Luckily, however, I was not nearly late for Physics, but instead on time for my high school reunion, an event that can either be great fun or a source of great angst, depending on your perspective. Personally, I had an amazing time. While I wasn’t part of the cool crowd back in the day, I also wasn’t bullied or picked on, so my high school years were good ones overall. I was a wee bit nervous walking into the crowd at first, but everyone who showed up was greeted like a conquering hero. Any cliques that existed back in the day had long since dissolved and any time I went up to someone new, no matter who it was, they’d envelop me in a great big hug. I talked more with some of the people from my class this weekend than the entire time we were in school together.
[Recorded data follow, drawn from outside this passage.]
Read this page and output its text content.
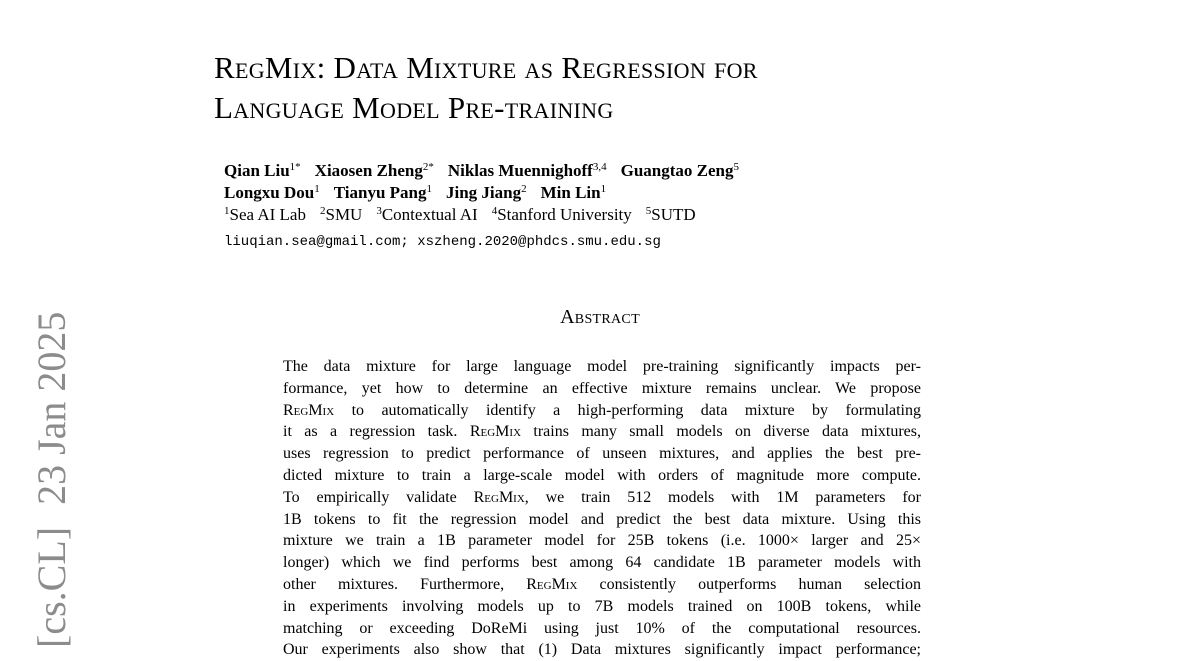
RegMix: Data Mixture as Regression for
Language Model Pre-training
Qian Liu$^{1*}$ Xiaosen Zheng$^{2*}$ Niklas Muennighoff$^{3,4}$ Guangtao Zeng$^5$
Longxu Dou$^1$ Tianyu Pang$^1$ Jing Jiang$^2$ Min Lin$^1$
$^1$Sea AI Lab $^2$SMU $^3$Contextual AI $^4$Stanford University $^5$SUTD
liuqian.sea@gmail.com; xszheng.2020@phdcs.smu.edu.sg
Abstract
The data mixture for large language model pre-training significantly impacts per-
formance, yet how to determine an effective mixture remains unclear. We propose
RegMix to automatically identify a high-performing data mixture by formulating
it as a regression task. RegMix trains many small models on diverse data mixtures,
uses regression to predict performance of unseen mixtures, and applies the best pre-
dicted mixture to train a large-scale model with orders of magnitude more compute.
To empirically validate RegMix, we train 512 models with 1M parameters for
1B tokens to fit the regression model and predict the best data mixture. Using this
mixture we train a 1B parameter model for 25B tokens (i.e. 1000× larger and 25×
longer) which we find performs best among 64 candidate 1B parameter models with
other mixtures. Furthermore, RegMix consistently outperforms human selection
in experiments involving models up to 7B models trained on 100B tokens, while
matching or exceeding DoReMi using just 10% of the computational resources.
Our experiments also show that (1) Data mixtures significantly impact performance;
[cs.CL]23 Jan 2025
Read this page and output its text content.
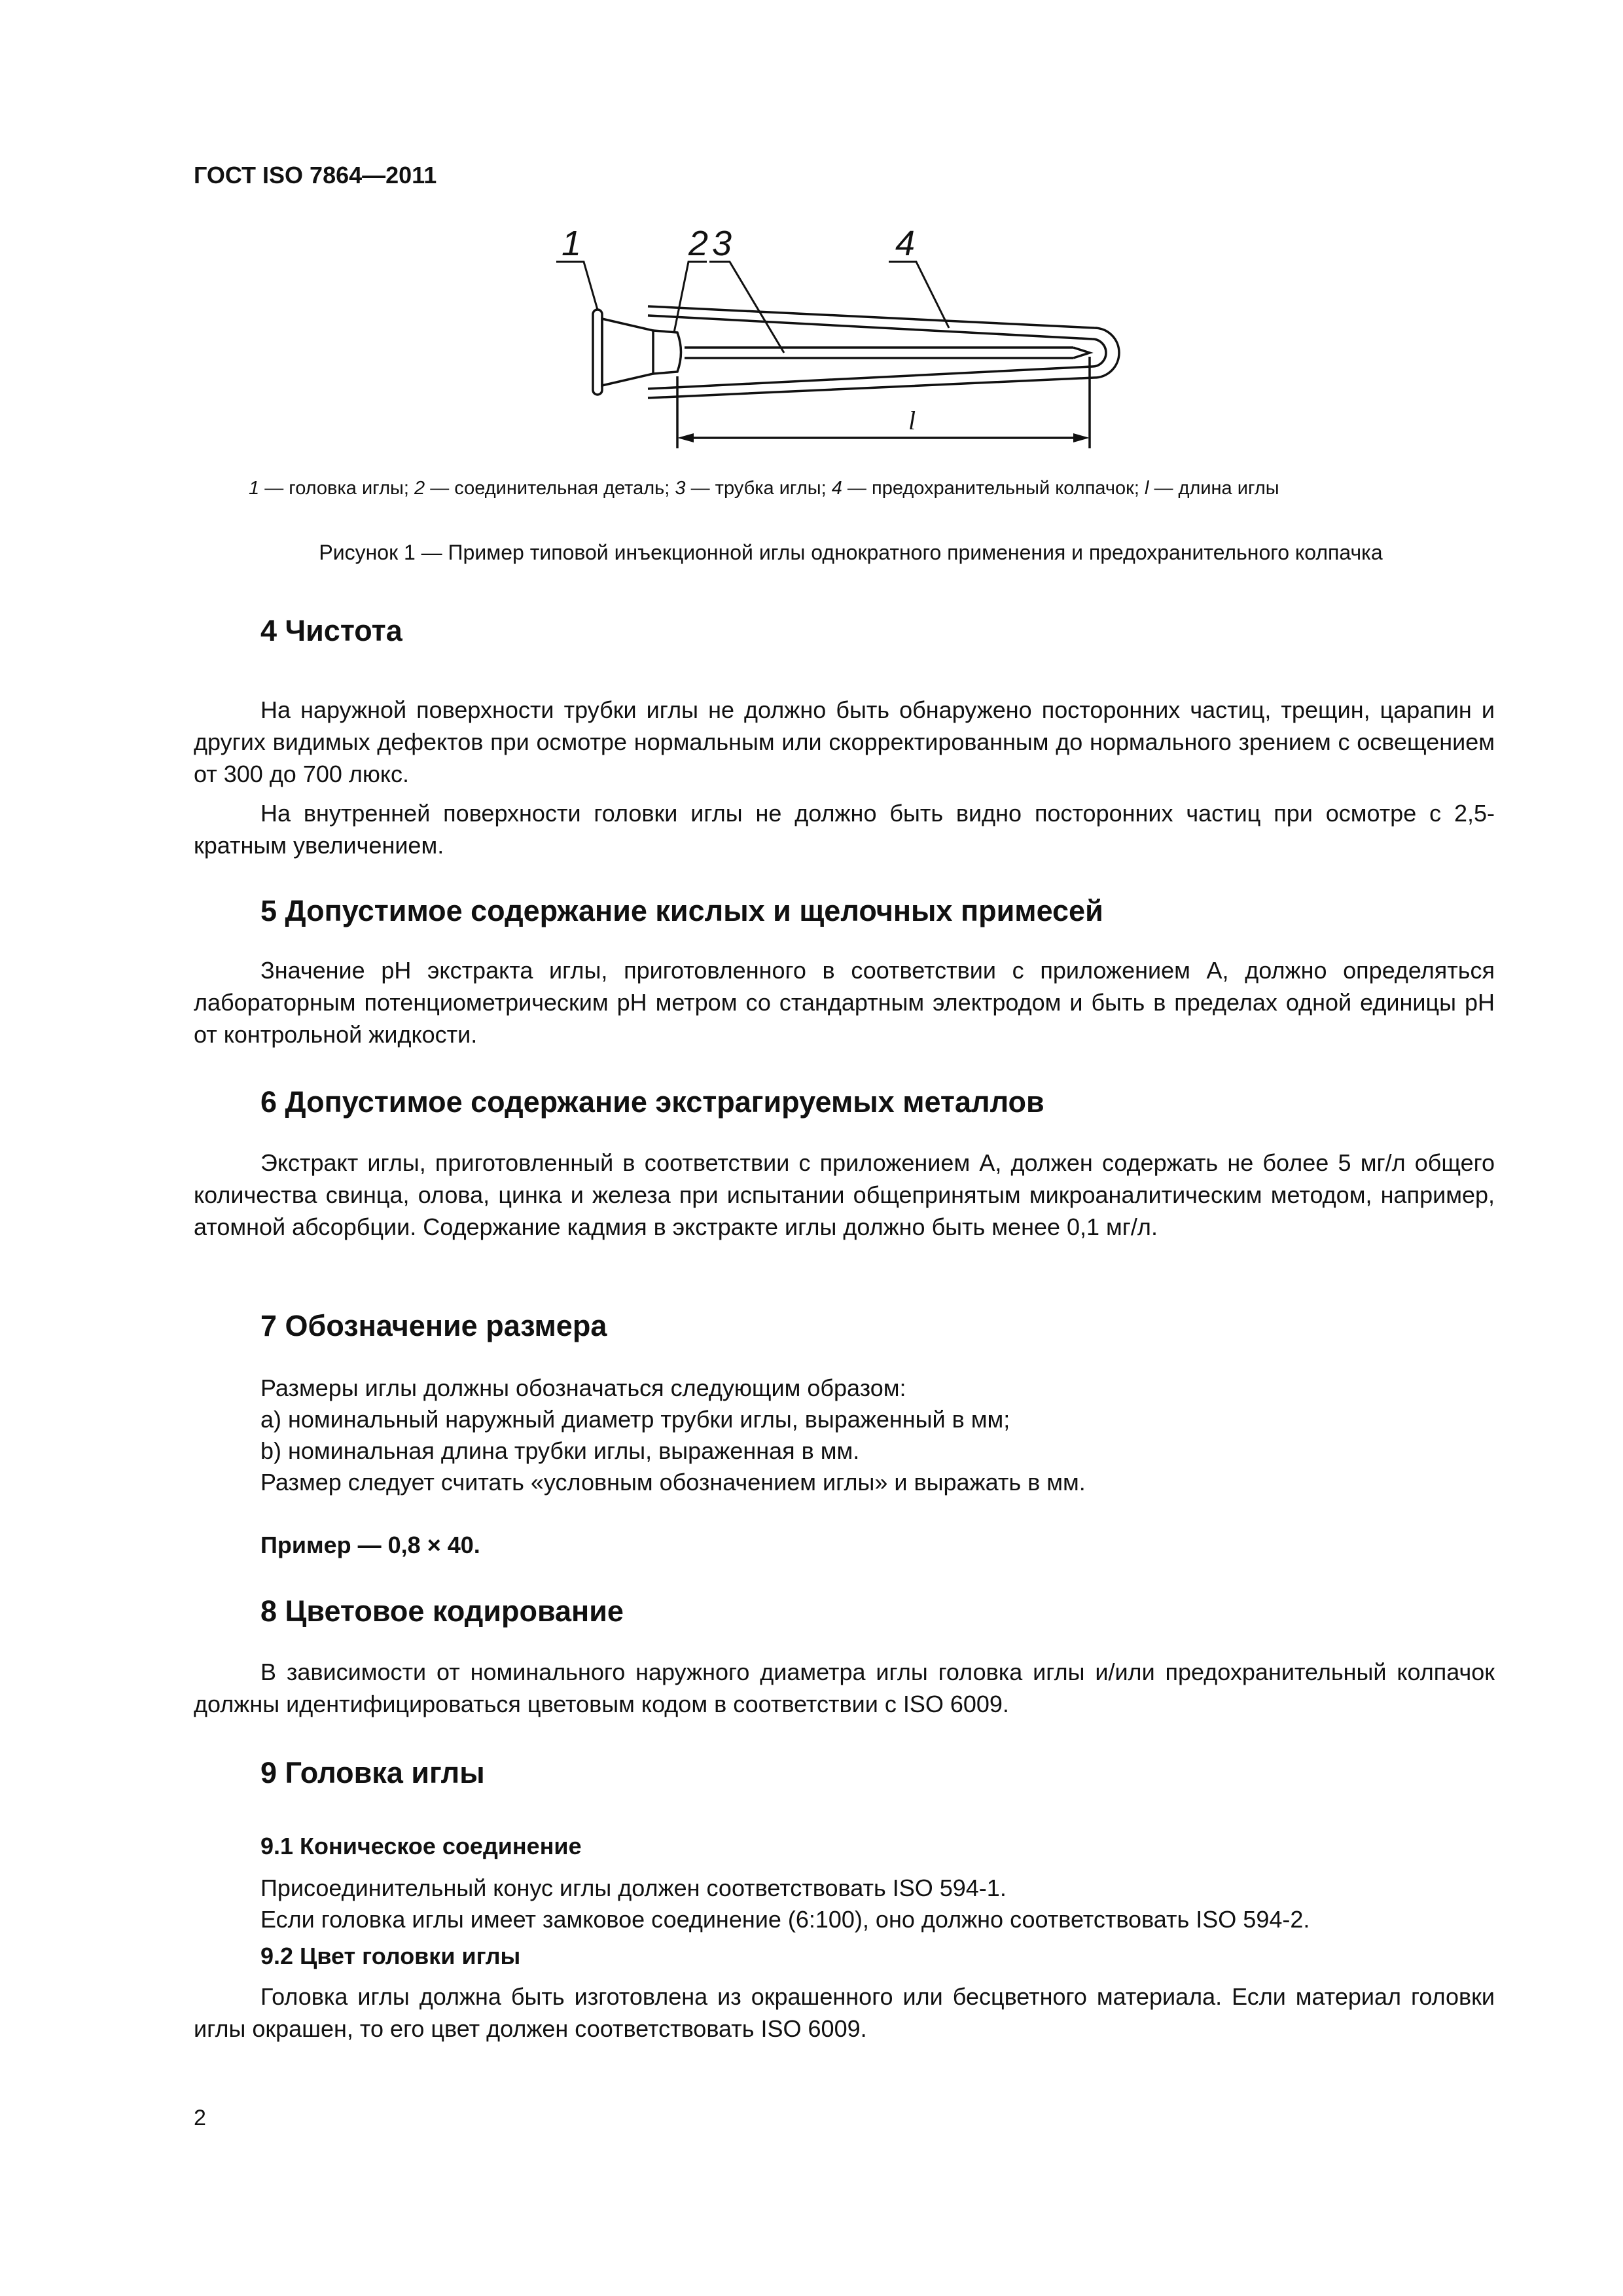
ГОСТ ISO 7864—2011
1	2 3	4
l
1 — головка иглы; 2 — соединительная деталь; 3 — трубка иглы; 4 — предохранительный колпачок; l — длина иглы
Рисунок 1 — Пример типовой инъекционной иглы однократного применения и предохранительного колпачка
4 Чистота
На наружной поверхности трубки иглы не должно быть обнаружено посторонних частиц, трещин, царапин и других видимых дефектов при осмотре нормальным или скорректированным до нормального зрением с освещением от 300 до 700 люкс.
На внутренней поверхности головки иглы не должно быть видно посторонних частиц при осмотре с 2,5-кратным увеличением.
5 Допустимое содержание кислых и щелочных примесей
Значение рН экстракта иглы, приготовленного в соответствии с приложением А, должно определяться лабораторным потенциометрическим рН метром со стандартным электродом и быть в пределах одной единицы рН от контрольной жидкости.
6 Допустимое содержание экстрагируемых металлов
Экстракт иглы, приготовленный в соответствии с приложением А, должен содержать не более 5 мг/л общего количества свинца, олова, цинка и железа при испытании общепринятым микроаналитическим методом, например, атомной абсорбции. Содержание кадмия в экстракте иглы должно быть менее 0,1 мг/л.
7 Обозначение размера
Размеры иглы должны обозначаться следующим образом:
a) номинальный наружный диаметр трубки иглы, выраженный в мм;
b) номинальная длина трубки иглы, выраженная в мм.
Размер следует считать «условным обозначением иглы» и выражать в мм.
Пример — 0,8 × 40.
8 Цветовое кодирование
В зависимости от номинального наружного диаметра иглы головка иглы и/или предохранительный колпачок должны идентифицироваться цветовым кодом в соответствии с ISO 6009.
9 Головка иглы
9.1 Коническое соединение
Присоединительный конус иглы должен соответствовать ISO 594-1.
Если головка иглы имеет замковое соединение (6:100), оно должно соответствовать ISO 594-2.
9.2 Цвет головки иглы
Головка иглы должна быть изготовлена из окрашенного или бесцветного материала. Если материал головки иглы окрашен, то его цвет должен соответствовать ISO 6009.
2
It’s interesting to be with people you haven’t seen in a quarter of a century. As you’re looking across the crowd, you’ll see someone who looks familiar and just as it is with my grandmother and the landmarks around my hometown, the younger version of that person who is still in your mind’s eye will compete with the older version in front of me and I would have a sort of double vision. Often, when I talked with someone, a memory from 25 or 30 or even 35 years ago would come rushing back. It could very well be something incredibly trivial and I marveled at all the things stored within my brain. It made me wonder what memories are being formed for my girls now that they will revisit in a quarter century’s time.
Being with my classmates reminded me that there is connection that we all share that comes from having spent so many formative years in the same place at the same time. Whether or not we had classes together or even knew each other back in the day, we all share the same basic memories that are specific to our era. We laughed at things that only we found funny. We understand each other in a way that people who came into our lives later never will.
So yes, like Thomas Wolfe wrote, I do believe that you can’t go home again permanently, but I do you think you can visit for a little while.